1.真理を探求するはずの学問の世界に政治的な思惑を持ち込んで結論ありきの立論をする。
2.中国史書を宝典のごとく信奉し、作者が神か超人ででもあるかのような解釈をする。
3.古事記、日本書紀が成立した時代の大和朝廷を悪の権化のように妄想し、様々な陰謀論を展開する。
4.日本書紀の編集者は古代史の全ての事を知っていたという無理な仮説をまず前提としそれから様々な邪推をする。
5.古事記、日本書紀に語られた神話を現実の歴史と見なして場所や人物を比定しようとする。
6.後世にたまたま別々の記録に残った人物の中から、「実はこの二人は同一人物ではないか?」と言って恣意的に結び付ける。
7.大胆な仮説ではあるが根拠に乏しい論を大胆に展開し、さらに根拠の弱い推論の階層を重ねる。(話としては面白い。)
8.ご当地ソングでもあるかのように、地元愛を推論のベースに置いて我田引水する。
9.大きな組織・勢力が成立するとき、当然そこに存在する組織の成立の背景や理由について、いつの時代にでも共通する常識をわきまえないで議論を走らせる。
10.情報伝達や人の移動、人口密度などのその時代の土台となる前提条件についてその時代に当てはまる常識的な想定をせず、後世の社会のイメージと混同した状態で推論する。


 こうした議論で百家争鳴となるのは活気があるといえばいえるが、混乱状態であるとも見て取れる。そして上記のようなバイアスは真実に至るには逆の作用をもたらしているであろう。事が我が国の建国に関わることであるだけに、あまり荒唐無稽な話はこのあたりでそろそろ淘汰されるべきであるとも思う。ところが実際は結構それなりの立場の人が首をかしげるような話をされているケースも多い。

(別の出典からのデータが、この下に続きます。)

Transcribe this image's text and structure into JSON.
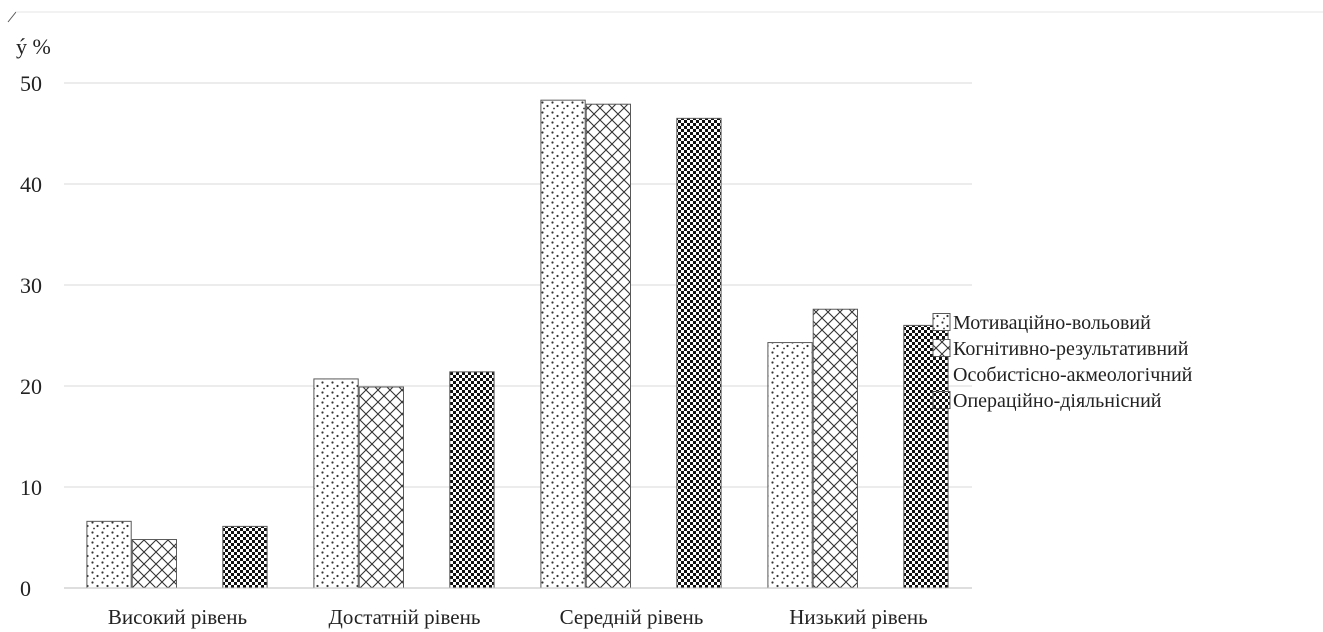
{
  "chart_data": {
    "type": "bar",
    "title": "",
    "xlabel": "",
    "ylabel": "ý %",
    "ylim": [
      0,
      50
    ],
    "yticks": [
      0,
      10,
      20,
      30,
      40,
      50
    ],
    "grid": true,
    "legend_position": "right",
    "categories": [
      "Високий рівень",
      "Достатній рівень",
      "Середній рівень",
      "Низький рівень"
    ],
    "series": [
      {
        "name": "Мотиваційно-вольовий",
        "values": [
          6.6,
          20.7,
          48.3,
          24.3
        ],
        "pattern": "dots"
      },
      {
        "name": "Когнітивно-результативний",
        "values": [
          4.8,
          19.9,
          47.9,
          27.6
        ],
        "pattern": "crosshatch"
      },
      {
        "name": "Особистісно-акмеологічний",
        "values": [
          0,
          0,
          0,
          0
        ],
        "pattern": "none"
      },
      {
        "name": "Операційно-діяльнісний",
        "values": [
          6.1,
          21.4,
          46.5,
          26.0
        ],
        "pattern": "checker"
      }
    ]
  }
}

 どう考えても悪趣味としか言えないが、次回から上記の10の理由が生み出している珍論奇論を少し紹介してみよう。

2018年5月17日木曜日

纒向遺跡の桃の種の年代推定について

 纒向遺跡から出た桃の種の年代推定の結果が公表された。

 発表によるとこの種は西暦135年から230年の間のものである可能性が高いとの事である。(https://headlines.yahoo.co.jp/hl?a=20180514-00000049-asahi-soci、など)
 この結果は卑弥呼が実在したとみられる200年代前半と重なる部分があり、そこから纒向が邪馬台国であった可能性が高まった、と複数のマスコミが報じている。しかしこの結論は、これまでも関西の研究機関などが中心になって行ってきた「近畿説運動」の一環というしかない。

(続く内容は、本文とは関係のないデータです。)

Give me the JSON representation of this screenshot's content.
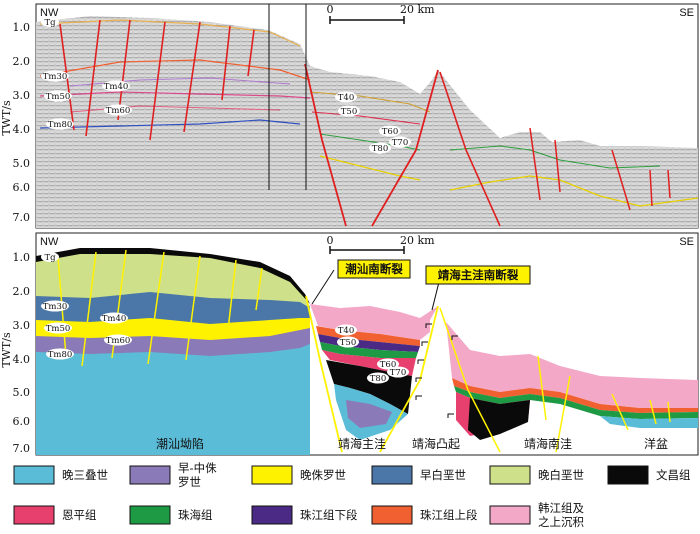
{
  "sections": {
    "top": {
      "left_label": "NW",
      "right_label": "SE",
      "y_axis_label": "TWT/s",
      "y_ticks": [
        "1.0",
        "2.0",
        "3.0",
        "4.0",
        "5.0",
        "6.0",
        "7.0"
      ],
      "scale_zero": "0",
      "scale_end": "20 km",
      "horizon_labels": {
        "tg": "Tg",
        "tm30": "Tm30",
        "tm40": "Tm40",
        "tm50": "Tm50",
        "tm60": "Tm60",
        "tm80": "Tm80",
        "t40": "T40",
        "t50": "T50",
        "t60": "T60",
        "t70": "T70",
        "t80": "T80"
      }
    },
    "bottom": {
      "left_label": "NW",
      "right_label": "SE",
      "y_axis_label": "TWT/s",
      "y_ticks": [
        "1.0",
        "2.0",
        "3.0",
        "4.0",
        "5.0",
        "6.0",
        "7.0"
      ],
      "scale_zero": "0",
      "scale_end": "20 km",
      "horizon_labels": {
        "tg": "Tg",
        "tm30": "Tm30",
        "tm40": "Tm40",
        "tm50": "Tm50",
        "tm60": "Tm60",
        "tm80": "Tm80",
        "t40": "T40",
        "t50": "T50",
        "t60": "T60",
        "t70": "T70",
        "t80": "T80"
      },
      "fault_callouts": {
        "chaoshan": "潮汕南断裂",
        "jinghai": "靖海主洼南断裂"
      },
      "regions": {
        "chaoshan_depression": "潮汕坳陷",
        "jinghai_main_sag": "靖海主洼",
        "jinghai_uplift": "靖海凸起",
        "jinghai_south_sag": "靖海南洼",
        "ocean_basin": "洋盆"
      }
    }
  },
  "legend": [
    {
      "label": "晚三叠世",
      "color": "#5bbcd8"
    },
    {
      "label": "早-中侏罗世",
      "color": "#8a7bb8"
    },
    {
      "label": "晚侏罗世",
      "color": "#fff200"
    },
    {
      "label": "早白垩世",
      "color": "#4a77a8"
    },
    {
      "label": "晚白垩世",
      "color": "#cfe08a"
    },
    {
      "label": "文昌组",
      "color": "#0a0a0a"
    },
    {
      "label": "恩平组",
      "color": "#e8406e"
    },
    {
      "label": "珠海组",
      "color": "#1e9a45"
    },
    {
      "label": "珠江组下段",
      "color": "#4b2a86"
    },
    {
      "label": "珠江组上段",
      "color": "#f06030"
    },
    {
      "label": "韩江组及之上沉积",
      "color": "#f4a8c8"
    }
  ]
}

 確かに今回の推定(どこまで信頼できるかはなお?だが)は、これまでの有力諸説のうちの一つに決定的な引導を渡した点に大きな意味はある。これまでの邪馬台国論争では、有力な3説として、
①邪馬台国九州説 → のち近畿勢に吸収される
②邪馬台国近畿説 → のち大和朝廷となる
③邪馬台国東遷説 → 卑弥呼の時代、九州にあった邪馬台国がのち近畿に遷って大和朝廷になる
があった。そして、九州説の中では①よりむしろ③の方が支持者が多かったように思う。

 しかし今回の推定を正しいとするなら、卑弥呼の時代にすでに纒向はあったことになるから③は成り立ちようがない。よって邪馬台国東遷説なる、ロマンにはあふれるが実態のさっぱり見えない空想的仮説は今後消滅せざるを得ないことになる。
 この結果、邪馬台国論争から一つの主要メンバーが消え、残る有力説は①②の純粋九州説と純粋近畿説の2つとなった。そして今回の推定はこの両者の優劣に対してはニュートラルであろう。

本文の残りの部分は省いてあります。